Is it possible to pick the greatest word of all time?
Dictionary.Com thinks so and has narrowed down the possibilities to 32.
First Round Matchups
yes vs. no
It’s a matchup for the ages. Every day and often in profound ways, choices between yes and no form the forks that accumulate into the branching paths of our lives. So what’s it going to be: yes or no?
and vs. but
And gives us the precious opportunity to keep going, to add additional thoughts, and requests, and items in a list, and whatever else we want to say next. But but crucially allows us to hit the brakes, to introduce contradictory information or an alternative position.
maybe vs. OK
Maybe is a true blessing: an easy way to be noncommittal. OK is a miracle of near universality and world-class versatility: it can be an adjective, adverb, interjection, noun, and verb (not to mention having a fascinating origin story).
please vs. thank you
The “magic word” itself, please is the key to polite requests and earnest pleas alike. It’s matched up against the term at the other end of such interactions: thank you, the reigning champion of gratitude (yes, technically it’s a phrase, but it functions like a single-word interjection).
um vs. ew
Um gets a bad reputation as the ultimate “filler word,” but try to imagine life without it, with nothing but awkward pauses to resort to when we’re grasping for what to say next. As for ew: just try to express disgust more efficiently.
sorry vs. oops
The world would be a far worse place without a concise way to acknowledge a mistake. There is power in a single, sincere sorry, just as there is catharsis in a well-placed oops. Bonus: both can be wielded sarcastically to searing effect.
hello vs. goodbye
Is there a word more fundamental to what it means to be human than hello? Perhaps there is, and perhaps it’s goodbye. No one likes to say it, but at some point, we all have to.
what vs. why
It’s hard to fathom life without either of these indispensable interrogatives, both essential for posing questions practical and existential.
me vs. you
It’s first person against second person. But remember: everyone is a me and a you, depending on the point of view.
y’all vs. hey
The word y’all, once only a regional favorite of collective address, has broken onto the national scene. But don’t sleep on hey, whose underrated range allows it to pivot from familiar greeting (“Hey!”) to accusatory attention-getter (“Hey!”).
home vs. welcome
Through some kind of linguistic alchemy, home is imbued with the ability to impart some of the same warm feeling of comfort provided by the place itself. Welcome, central to the sacred tradition of hospitality, is proof of the best that we’re capable of.
the vs. thing
A real grammarian’s matchup: the definite article versus the stand-in for any item, tangible or abstract. Good luck getting the English language to function without either of these ubiquitous terms.
love vs. friend
The basis of entire genres of songs, stories, and letters, love is renowned for its use as both a noun and—most famously between I and you—a verb. Love itself may be beloved, but don’t discount the joy of calling someone a friend—and of having the word applied to you.
whoa vs. awesome
This matchup pits pop culture darling whoa against longtime favorite awesome.
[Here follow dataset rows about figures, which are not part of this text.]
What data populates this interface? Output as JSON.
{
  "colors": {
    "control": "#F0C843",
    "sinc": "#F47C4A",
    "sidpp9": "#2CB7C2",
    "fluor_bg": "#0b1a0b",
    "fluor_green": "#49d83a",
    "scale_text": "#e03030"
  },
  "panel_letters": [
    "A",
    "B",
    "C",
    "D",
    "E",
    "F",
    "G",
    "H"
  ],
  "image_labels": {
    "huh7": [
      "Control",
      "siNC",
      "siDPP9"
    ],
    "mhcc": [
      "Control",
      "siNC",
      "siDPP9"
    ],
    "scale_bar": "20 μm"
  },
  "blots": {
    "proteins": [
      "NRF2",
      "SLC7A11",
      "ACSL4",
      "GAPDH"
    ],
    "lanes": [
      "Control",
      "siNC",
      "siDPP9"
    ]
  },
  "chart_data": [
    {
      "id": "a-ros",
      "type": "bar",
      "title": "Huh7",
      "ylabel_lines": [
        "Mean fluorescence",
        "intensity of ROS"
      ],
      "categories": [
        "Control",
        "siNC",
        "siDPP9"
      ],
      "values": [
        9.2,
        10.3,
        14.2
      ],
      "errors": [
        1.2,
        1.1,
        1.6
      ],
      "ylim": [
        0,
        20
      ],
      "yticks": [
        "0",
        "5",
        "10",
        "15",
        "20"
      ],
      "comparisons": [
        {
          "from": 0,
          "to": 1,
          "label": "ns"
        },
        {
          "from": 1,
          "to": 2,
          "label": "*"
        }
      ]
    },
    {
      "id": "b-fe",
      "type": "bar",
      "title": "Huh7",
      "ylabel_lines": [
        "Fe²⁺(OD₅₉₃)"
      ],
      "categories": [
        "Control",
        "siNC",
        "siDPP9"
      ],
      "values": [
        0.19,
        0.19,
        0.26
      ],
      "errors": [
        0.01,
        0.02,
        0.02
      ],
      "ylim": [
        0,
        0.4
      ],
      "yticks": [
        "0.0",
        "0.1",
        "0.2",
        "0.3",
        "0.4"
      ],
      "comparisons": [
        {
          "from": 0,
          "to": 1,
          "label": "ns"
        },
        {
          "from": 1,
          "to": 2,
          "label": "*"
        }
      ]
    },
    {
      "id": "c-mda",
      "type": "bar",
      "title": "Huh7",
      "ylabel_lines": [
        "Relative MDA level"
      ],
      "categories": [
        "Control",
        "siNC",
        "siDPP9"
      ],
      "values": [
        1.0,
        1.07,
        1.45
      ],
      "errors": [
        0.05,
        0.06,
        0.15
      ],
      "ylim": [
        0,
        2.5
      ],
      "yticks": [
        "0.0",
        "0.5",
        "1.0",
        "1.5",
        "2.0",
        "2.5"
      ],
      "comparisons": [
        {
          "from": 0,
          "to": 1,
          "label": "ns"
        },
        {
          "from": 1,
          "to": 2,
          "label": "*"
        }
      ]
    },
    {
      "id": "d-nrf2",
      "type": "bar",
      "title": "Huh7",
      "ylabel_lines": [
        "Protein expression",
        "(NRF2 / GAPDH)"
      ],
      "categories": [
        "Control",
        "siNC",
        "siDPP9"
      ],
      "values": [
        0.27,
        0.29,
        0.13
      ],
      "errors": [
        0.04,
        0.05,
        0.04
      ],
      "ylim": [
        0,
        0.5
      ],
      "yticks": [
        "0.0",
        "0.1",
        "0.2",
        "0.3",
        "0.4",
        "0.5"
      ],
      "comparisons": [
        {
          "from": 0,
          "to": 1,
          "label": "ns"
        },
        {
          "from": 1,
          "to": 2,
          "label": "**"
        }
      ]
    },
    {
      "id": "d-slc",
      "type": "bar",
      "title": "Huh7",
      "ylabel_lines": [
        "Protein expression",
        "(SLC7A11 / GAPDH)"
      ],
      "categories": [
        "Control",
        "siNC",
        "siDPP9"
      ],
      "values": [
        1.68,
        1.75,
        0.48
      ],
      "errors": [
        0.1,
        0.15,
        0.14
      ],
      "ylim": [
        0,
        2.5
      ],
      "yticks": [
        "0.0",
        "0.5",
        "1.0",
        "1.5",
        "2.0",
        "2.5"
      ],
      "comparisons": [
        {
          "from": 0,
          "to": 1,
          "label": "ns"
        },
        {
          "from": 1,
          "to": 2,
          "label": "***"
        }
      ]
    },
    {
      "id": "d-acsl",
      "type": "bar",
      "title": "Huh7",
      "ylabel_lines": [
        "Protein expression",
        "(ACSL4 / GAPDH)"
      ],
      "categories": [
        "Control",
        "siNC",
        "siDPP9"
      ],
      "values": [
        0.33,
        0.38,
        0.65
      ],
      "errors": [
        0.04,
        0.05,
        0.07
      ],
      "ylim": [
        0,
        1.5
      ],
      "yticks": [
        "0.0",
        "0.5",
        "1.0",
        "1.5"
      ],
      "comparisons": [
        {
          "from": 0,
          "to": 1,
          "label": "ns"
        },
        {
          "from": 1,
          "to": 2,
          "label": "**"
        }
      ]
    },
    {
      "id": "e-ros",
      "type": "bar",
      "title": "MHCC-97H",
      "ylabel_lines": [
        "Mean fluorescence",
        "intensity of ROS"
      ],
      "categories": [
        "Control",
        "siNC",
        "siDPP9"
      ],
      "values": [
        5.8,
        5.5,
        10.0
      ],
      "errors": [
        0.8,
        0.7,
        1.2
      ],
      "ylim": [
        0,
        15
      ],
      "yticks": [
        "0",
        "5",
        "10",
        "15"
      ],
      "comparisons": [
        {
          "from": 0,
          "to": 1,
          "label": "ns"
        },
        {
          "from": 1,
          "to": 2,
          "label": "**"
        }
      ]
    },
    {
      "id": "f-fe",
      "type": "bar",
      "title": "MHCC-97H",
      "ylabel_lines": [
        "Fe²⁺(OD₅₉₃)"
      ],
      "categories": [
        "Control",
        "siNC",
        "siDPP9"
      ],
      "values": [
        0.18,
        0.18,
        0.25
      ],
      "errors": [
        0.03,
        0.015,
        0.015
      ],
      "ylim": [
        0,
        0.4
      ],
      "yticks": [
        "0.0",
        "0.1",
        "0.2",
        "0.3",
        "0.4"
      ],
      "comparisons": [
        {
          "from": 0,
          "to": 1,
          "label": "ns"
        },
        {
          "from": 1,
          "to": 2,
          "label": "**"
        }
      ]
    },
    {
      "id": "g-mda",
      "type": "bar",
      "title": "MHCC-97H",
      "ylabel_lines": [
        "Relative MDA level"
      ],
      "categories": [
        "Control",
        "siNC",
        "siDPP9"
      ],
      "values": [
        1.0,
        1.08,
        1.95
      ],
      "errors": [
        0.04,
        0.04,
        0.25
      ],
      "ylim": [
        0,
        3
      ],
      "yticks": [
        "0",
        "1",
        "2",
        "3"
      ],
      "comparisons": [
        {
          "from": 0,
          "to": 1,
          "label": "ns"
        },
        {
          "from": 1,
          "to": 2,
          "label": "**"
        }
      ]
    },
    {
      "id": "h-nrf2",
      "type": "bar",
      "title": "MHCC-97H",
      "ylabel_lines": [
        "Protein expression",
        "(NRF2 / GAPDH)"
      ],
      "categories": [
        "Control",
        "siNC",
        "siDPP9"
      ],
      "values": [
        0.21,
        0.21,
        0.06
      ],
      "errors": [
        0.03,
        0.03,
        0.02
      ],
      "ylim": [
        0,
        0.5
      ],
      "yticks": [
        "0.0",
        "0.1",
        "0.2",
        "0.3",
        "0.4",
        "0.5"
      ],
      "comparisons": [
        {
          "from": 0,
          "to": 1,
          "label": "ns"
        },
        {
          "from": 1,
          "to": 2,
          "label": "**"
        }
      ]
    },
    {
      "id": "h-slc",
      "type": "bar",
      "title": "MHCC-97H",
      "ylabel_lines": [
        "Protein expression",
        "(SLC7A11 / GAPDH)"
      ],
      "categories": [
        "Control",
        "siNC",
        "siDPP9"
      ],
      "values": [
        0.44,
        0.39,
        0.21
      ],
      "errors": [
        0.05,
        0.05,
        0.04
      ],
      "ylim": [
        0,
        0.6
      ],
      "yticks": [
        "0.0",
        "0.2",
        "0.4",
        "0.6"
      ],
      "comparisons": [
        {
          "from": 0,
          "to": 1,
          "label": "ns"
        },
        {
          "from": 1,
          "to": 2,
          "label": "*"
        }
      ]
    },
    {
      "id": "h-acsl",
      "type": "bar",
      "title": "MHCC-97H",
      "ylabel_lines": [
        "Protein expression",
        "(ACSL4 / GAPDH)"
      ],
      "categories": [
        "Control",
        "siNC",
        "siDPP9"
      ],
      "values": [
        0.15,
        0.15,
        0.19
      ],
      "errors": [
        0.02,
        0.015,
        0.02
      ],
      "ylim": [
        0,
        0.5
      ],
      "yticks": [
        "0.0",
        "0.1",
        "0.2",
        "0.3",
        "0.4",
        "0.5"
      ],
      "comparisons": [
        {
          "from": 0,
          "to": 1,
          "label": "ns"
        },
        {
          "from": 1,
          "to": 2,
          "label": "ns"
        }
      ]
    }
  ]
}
The latter may seem played out, even after besting cool to make the GWOAT tournament, but don’t underestimate its continued prominence in our informal vocabulary.
happy vs. beautiful
In a field short on adjectives, either one of these perennially popular descriptors could draw the support of those who prize positivity.
lol vs. yikes
The inclusion of lol is sure to rile up the purists, begging the question of whether it’s even a word (and whether we just used begging the question properly lol). And then there’s yikes, a potential dark horse and, according to one analyst, “the Boaty McBoatfaciest competitor in the bracket.”
You can vote on Twitter.
I’m opting for love, because that’s what the world, and people, need most.